By Dipo Olowookere
Last week, the local currency closed flat against the greenback at the parallel market and the Bureau
De Change segments at N362/$ and N360/$ respectively on sustained special intervention by Central Bank of Nigeria (CBN).
Also, the Naira/Dollar rate remained unchanged at the interbank foreign exchange market at N330/$ amid weekly injections by the apex bank of $210 million into the foreign exchange market.
A breakdown of the injection showed that $100 million was allocated to Wholesale (SMIS), $55 million was allocated to Small and Medium Scale Enterprises and $55 million was sold for invisibles.
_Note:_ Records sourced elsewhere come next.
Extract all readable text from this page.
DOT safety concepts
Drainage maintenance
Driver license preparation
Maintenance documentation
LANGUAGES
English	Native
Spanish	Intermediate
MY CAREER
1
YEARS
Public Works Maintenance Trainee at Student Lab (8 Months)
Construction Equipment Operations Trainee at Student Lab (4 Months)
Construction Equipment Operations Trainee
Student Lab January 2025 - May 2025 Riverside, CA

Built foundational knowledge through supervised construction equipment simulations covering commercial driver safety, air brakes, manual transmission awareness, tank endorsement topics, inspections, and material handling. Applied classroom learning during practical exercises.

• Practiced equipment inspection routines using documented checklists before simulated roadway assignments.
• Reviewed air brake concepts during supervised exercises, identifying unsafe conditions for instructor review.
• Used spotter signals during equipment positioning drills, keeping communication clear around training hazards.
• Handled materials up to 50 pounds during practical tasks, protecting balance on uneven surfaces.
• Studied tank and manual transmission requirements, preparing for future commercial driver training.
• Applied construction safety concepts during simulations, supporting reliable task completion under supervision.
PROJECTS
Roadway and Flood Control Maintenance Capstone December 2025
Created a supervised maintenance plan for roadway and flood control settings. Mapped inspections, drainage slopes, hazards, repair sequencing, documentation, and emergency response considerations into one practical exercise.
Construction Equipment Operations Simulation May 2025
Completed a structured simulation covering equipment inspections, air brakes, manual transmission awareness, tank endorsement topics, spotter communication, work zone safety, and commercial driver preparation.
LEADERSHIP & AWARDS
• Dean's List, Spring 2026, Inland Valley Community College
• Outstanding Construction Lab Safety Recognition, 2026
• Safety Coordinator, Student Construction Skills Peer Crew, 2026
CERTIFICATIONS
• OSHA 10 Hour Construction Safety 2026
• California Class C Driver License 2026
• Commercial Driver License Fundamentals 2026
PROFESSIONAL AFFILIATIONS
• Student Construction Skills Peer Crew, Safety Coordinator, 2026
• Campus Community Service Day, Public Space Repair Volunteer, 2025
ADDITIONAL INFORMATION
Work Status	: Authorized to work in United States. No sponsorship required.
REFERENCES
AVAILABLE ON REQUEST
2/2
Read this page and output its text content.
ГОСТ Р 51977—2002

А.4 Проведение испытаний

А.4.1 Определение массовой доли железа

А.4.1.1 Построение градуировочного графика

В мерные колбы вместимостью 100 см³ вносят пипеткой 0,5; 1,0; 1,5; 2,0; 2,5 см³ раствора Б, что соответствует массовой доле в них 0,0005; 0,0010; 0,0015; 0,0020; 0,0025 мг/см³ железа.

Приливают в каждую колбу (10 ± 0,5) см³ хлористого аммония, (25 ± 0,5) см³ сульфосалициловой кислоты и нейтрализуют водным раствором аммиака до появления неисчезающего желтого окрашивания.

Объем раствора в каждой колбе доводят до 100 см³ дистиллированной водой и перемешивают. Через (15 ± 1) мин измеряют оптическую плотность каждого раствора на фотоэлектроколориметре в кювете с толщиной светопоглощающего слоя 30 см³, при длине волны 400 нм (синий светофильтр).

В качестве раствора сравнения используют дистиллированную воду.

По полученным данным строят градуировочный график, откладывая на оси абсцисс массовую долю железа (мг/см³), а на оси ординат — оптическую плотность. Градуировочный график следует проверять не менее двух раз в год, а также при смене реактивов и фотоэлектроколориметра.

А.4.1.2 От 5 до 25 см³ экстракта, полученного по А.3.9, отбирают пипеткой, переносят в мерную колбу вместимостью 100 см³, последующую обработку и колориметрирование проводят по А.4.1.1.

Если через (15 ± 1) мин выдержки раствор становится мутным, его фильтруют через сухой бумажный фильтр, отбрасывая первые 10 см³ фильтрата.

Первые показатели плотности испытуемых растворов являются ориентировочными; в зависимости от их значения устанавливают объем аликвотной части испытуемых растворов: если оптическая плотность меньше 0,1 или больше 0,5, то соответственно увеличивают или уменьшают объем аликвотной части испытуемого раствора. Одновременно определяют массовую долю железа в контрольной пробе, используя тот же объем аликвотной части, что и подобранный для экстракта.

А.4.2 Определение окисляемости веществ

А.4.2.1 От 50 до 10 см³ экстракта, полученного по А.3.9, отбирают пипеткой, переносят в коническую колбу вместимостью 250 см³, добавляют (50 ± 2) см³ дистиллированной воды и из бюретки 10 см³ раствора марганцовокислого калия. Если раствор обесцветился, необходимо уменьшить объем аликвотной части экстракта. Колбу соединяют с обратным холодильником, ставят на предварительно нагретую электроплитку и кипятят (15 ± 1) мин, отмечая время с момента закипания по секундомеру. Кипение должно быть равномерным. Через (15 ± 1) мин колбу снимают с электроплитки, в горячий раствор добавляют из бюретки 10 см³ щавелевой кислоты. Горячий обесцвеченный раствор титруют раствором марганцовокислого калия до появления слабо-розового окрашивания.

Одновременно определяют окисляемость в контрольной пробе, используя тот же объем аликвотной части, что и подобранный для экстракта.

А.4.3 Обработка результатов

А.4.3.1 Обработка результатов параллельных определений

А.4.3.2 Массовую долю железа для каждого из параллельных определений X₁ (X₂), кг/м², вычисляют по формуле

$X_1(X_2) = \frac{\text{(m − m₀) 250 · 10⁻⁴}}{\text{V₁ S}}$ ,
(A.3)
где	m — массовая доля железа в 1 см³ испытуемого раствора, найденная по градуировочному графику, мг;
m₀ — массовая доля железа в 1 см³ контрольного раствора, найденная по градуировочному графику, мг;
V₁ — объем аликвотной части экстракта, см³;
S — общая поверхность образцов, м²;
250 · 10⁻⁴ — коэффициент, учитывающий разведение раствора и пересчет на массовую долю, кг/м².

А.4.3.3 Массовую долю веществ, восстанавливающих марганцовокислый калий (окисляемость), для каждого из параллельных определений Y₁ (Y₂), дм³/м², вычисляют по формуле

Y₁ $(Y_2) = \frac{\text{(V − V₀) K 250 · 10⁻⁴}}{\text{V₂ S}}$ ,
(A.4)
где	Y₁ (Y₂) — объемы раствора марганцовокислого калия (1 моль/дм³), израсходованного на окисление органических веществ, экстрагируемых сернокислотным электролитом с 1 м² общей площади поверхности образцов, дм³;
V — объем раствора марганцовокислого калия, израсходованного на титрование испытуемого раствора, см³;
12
However, at the Investors & Exporters Forex Window (I&E FXW), the local currency depreciated week-on-week (w-o-w) against the Dollar by 0.04 percent to close N361.07 amid 50.86 percent week to date decrease in turnover to $619.06 million at the I&E FXW as at Wednesday, June 13, 2018.
Meanwhile, most dated forward contracts at the interbank over-the-counter (OTC) segment depreciated – 1 month, 2 months, 3 months and 6 months contracts lost 0.10 percent, 0.16 percent, 0.21 percent and 0.79 percent to close N364.70/$, N368.37/$, N371.95/$ and N385.61/$ respectively; however, spot rate, contracts gained 0.03 percent to close N305.85/$.
According to analysts at Cowry Asset, stability is expected this week in the exchange rate at most market segments as CBN continues its intervention coupled with increased dollar liquidity at the BDC segment.